For developers looking for clean, structured GitHub datasets, Bright Data offers reliable, ready-made datasets and API integration to streamline data extraction and analysis.

🚀 Try it out and let me know your thoughts!

Frequently Asked Questions

Common questions about this topic

What does the GitHub Insights Tool do?

The GitHub Insights Tool analyzes GitHub repositories by loading structured repository data, generating AI-powered analysis of code quality, popularity, potential use cases, strengths and weaknesses, and enabling interactive Q&A about that analysis via a chatbot interface.

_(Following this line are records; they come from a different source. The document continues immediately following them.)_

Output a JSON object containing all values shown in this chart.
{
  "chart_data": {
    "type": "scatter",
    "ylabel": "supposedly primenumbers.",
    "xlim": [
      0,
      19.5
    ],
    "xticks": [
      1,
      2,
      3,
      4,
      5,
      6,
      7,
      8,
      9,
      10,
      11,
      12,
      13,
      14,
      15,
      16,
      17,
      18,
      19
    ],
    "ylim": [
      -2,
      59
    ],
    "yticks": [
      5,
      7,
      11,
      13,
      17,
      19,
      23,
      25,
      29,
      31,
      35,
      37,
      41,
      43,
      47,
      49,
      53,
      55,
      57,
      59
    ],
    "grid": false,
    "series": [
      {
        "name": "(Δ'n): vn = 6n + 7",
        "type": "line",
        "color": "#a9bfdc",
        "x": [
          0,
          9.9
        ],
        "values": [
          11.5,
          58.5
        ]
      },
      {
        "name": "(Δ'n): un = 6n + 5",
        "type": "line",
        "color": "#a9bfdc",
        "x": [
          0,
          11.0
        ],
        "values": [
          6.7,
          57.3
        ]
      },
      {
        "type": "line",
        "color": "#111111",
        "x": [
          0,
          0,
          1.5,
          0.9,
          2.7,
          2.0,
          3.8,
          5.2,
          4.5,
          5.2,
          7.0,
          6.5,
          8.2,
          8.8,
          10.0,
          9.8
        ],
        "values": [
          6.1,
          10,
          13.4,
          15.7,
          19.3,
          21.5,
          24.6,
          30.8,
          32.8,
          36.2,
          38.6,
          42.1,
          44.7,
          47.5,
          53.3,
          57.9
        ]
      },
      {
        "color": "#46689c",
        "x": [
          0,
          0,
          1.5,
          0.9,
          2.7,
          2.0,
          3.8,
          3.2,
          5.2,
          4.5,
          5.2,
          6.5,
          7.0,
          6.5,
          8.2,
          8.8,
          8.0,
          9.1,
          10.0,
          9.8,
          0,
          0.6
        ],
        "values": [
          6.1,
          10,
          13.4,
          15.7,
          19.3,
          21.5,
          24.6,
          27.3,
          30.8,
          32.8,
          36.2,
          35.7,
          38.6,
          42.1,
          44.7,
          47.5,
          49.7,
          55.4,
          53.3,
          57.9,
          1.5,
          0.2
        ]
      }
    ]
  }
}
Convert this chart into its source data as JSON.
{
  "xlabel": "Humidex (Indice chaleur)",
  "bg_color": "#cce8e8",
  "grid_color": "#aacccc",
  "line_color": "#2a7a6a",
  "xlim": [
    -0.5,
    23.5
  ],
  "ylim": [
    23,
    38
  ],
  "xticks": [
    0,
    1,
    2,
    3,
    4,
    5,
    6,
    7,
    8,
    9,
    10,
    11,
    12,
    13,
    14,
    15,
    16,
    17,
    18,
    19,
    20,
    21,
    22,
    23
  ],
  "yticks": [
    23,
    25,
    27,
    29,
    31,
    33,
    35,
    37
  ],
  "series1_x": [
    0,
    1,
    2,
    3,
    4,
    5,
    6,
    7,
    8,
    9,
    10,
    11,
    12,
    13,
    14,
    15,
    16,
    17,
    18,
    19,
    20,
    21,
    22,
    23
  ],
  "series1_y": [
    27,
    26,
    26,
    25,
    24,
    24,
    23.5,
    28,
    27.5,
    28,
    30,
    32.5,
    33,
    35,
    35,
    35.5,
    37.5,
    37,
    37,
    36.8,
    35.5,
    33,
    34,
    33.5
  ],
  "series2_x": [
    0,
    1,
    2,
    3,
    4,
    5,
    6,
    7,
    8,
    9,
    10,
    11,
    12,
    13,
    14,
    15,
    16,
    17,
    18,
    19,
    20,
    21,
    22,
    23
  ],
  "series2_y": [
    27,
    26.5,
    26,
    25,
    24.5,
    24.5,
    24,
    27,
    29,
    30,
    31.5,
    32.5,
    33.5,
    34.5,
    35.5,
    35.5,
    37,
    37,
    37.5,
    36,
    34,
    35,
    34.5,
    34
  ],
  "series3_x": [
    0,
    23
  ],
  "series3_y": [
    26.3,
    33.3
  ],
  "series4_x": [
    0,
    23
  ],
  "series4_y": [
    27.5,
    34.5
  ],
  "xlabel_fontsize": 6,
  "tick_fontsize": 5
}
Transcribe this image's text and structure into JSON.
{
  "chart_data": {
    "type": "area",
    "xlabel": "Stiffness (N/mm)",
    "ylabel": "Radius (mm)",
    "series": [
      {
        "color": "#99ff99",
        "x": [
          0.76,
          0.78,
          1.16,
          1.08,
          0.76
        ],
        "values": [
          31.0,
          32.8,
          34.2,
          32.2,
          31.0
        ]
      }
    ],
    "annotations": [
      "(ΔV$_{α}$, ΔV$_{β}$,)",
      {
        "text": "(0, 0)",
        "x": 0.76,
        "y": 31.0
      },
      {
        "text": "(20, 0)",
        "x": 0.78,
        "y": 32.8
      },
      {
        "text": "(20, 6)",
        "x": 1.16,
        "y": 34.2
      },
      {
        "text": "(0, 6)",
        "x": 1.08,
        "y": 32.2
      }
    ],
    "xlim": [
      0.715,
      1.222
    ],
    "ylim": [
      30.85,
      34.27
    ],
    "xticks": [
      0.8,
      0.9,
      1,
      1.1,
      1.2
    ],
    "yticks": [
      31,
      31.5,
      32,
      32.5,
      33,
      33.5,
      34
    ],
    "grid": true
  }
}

How is GitHub repository data obtained for the tool?

Repository data is collected using Bright Data’s Data for AI Web Scraper (the GitHub Repository — Collect by URL scraper), using the No-Code Scraper to add repository URLs, start collection, and download results as CSV.

Which Bright Data scraping interfaces are mentioned for collecting data?

Bright Data’s Scraper API and the No-Code Scraper are mentioned as the two methods their web scrapers provide for scraping websites.

What file format is used to import repository data into the project?

The repository data is downloaded from Bright Data as a CSV file and loaded into the project (expected as githubdata.csv or github.csv in the project folder).

What are the project prerequisites and dependencies?

Prerequisites are a code editor and Python (version 3.8+ recommended). Dependencies installed via pip are pandas, streamlit, and langchain_community.

What is the required project structure to run the tool?

The expected project structure is a folder named github-insights-tool containing the dataset file (github.csv) and an ai.py (or app.py) script that implements the Streamlit application and AI integration.

Why is Ollama used for the AI model in this project?

Ollama is used because it is free, easy to set up, runs locally without internet dependency, and provides fast, customizable responses suitable for local LLM inference.

How is the Ollama Phi3 model installed and run locally?

Ollama is installed using the platform-specific commands provided (PowerShell curl for Windows, install script for Linux, or Homebrew for macOS), then the Phi3 model is pulled with 'ollama pull phi3' and started with 'ollama run phi3'.

How does the Streamlit app connect to the local Ollama model?

The Streamlit app initializes an OllamaLLM instance with model='phi3' (from langchain_ollama), and the app invokes the model via that client when generating analysis and answering follow-up queries.

How does a user generate an AI analysis for a specific repository in the app?

A user pastes a repository URL that exists in the CSV dataset into the app’s input field, the app filters the dataset for that URL, displays repository and owner details, and when the user clicks 'Generate Analysis' the app calls analyze_repository to invoke the LLM and produce the AI analysis.

What interactive capability does the app provide after generating analysis?

After generating analysis, the app stores the analysis in session state and provides a chatbot interface where users can type queries about the analysis; those queries are answered by calling the LLM with the analysis plus the user query.

How is the repository dataset loaded and normalized in the application code?

The dataset is loaded with pandas.read_csv inside a cached function, and column names are normalized by stripping whitespace and converting to lowercase via df.columns = df.columns.str.strip().str.lower().

What command starts the Streamlit application?

The Streamlit application is started from the terminal with the command 'streamlit run app.py'.

What happens if the entered repository URL is not found in the dataset?

If the entered repository URL is not found in the dataset, the application displays a warning stating 'Repository not found in the dataset. Please enter a valid URL.'

What error handling is implemented for LLM invocations in the code snippets?

LLM invocations in analyze_repository and interact_with_analysis are wrapped in try/except blocks that return an error message string formatted as 'Error generating analysis: {e}' or 'Error processing query: {e}' if an exception occurs.